I want to check contrasts between certain samples in my dataset, and I was told that for DESeq2 we need to use raw data that is normalized. I don't have real data to practice this on but I have been going through the code snippets I obtained trying to understand it better. However, I am confused by one thing here.
I've read that DESwq2 is to be used on unnormalized data so it can properly estimate size factors. So was the advice I was told earlier where it should not be used on raw data incorrect?
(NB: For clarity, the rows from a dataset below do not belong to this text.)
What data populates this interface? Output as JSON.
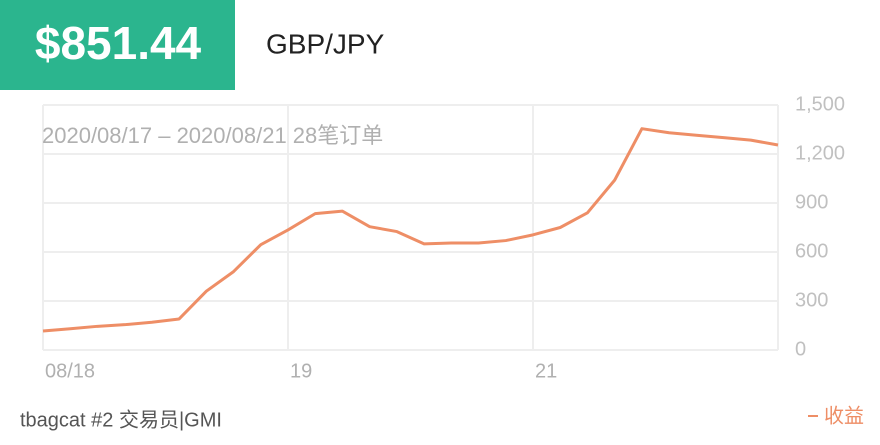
{
  "header": {
    "amount": "$851.44",
    "pair": "GBP/JPY"
  },
  "chart_data": {
    "type": "line",
    "subtitle": "2020/08/17 – 2020/08/21 28笔订单",
    "categories": [
      "08/18",
      null,
      null,
      null,
      null,
      null,
      null,
      null,
      null,
      "19",
      null,
      null,
      null,
      null,
      null,
      null,
      null,
      null,
      "21",
      null,
      null,
      null,
      null,
      null,
      null,
      null,
      null,
      null
    ],
    "series": [
      {
        "name": "收益",
        "color": "#ee8e66",
        "values": [
          116,
          130,
          145,
          155,
          170,
          190,
          360,
          480,
          645,
          735,
          835,
          850,
          755,
          725,
          650,
          655,
          655,
          670,
          705,
          750,
          840,
          1040,
          1355,
          1330,
          1315,
          1300,
          1285,
          1255
        ]
      }
    ],
    "ylim": [
      0,
      1500
    ],
    "yticks": [
      0,
      300,
      600,
      900,
      {
        "value": 1200,
        "label": "1,200"
      },
      {
        "value": 1500,
        "label": "1,500"
      }
    ],
    "grid": true
  },
  "footer": {
    "user": "tbagcat #2 交易员|GMI"
  }
}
In any case, DESeq2 will normalize the data afterwards (so this leads me to think that for my first question, data needs to be raw counts, but when running contrasts (which is what I will be doing), I see the code does not use the normalized counts dataframe, but instead calls
dds
which isn't normalized yet. The code is below. Keeping in mind I will be using this for species data which tends to be very 0-inflated.
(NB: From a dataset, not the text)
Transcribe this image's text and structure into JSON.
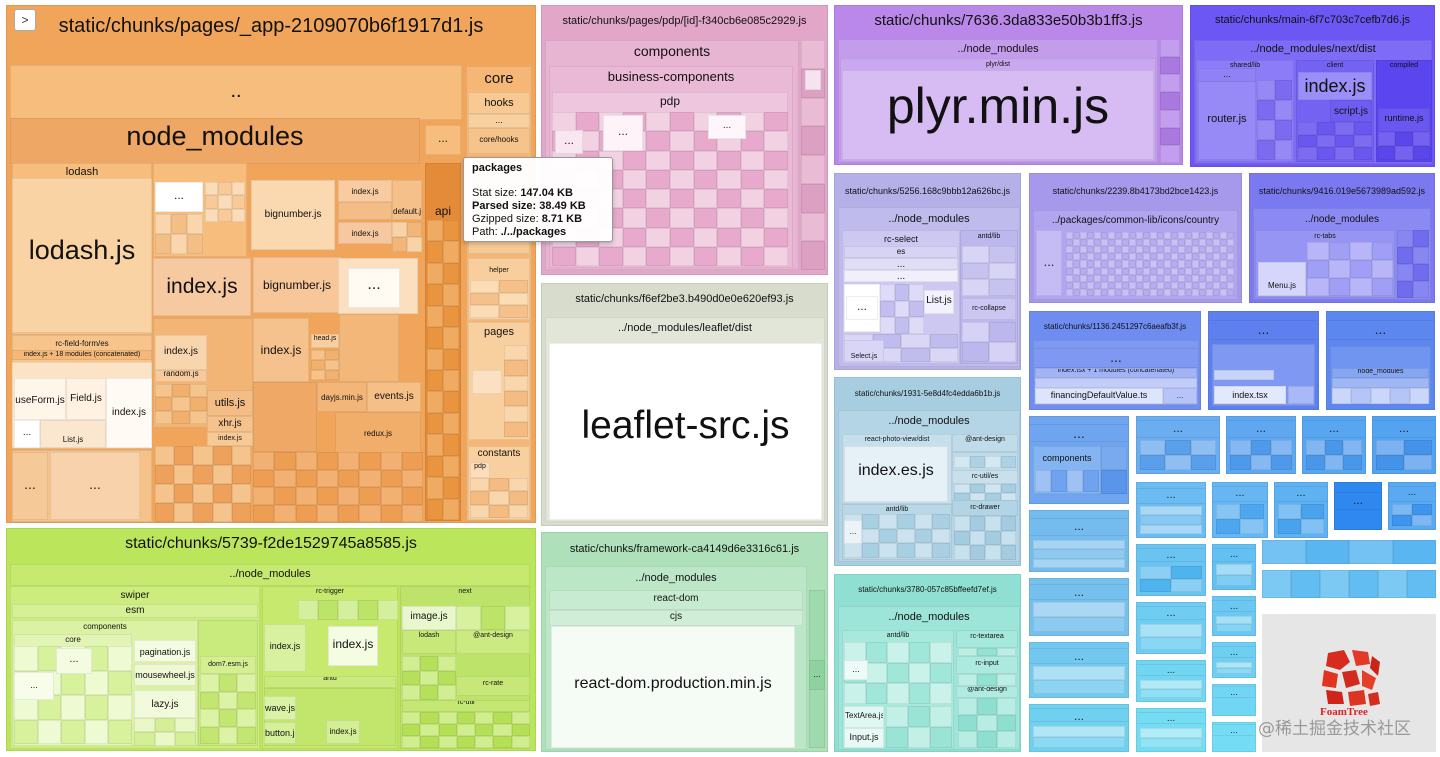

dds <- DESeqDataSetFromMatrix(countData = some.counts.data,
colData = some.env.coldata,
design = ~ condition)
dds <- estimateSizeFactors(dds, type="poscounts") # for 0-inflated data use poscounts
dds <- estimateDispersions(dds)
dds <- nbinomWaldTest(dds)
dds
normalized_counts <- counts(dds, normalized=TRUE) # can extract this as a dataframe later on
#Run below when comparing between groups of interest
contrast1 <- as.data.frame(results(dds, contrast=c("condition", "CONDITION1", "CONTROL")))
When running the contrasts and calling dds
, the counts are not normalized at this point right? So would this be incorrect? Shouldn't contrasts be done after everything is normalized so it's properly compared?
Ok, so the comment I was given where they said DeSeq2 should be with normalized counts is incorrect.
the
normalized_counts
variable is then just for other visualizations as you mentioned, just for plotting.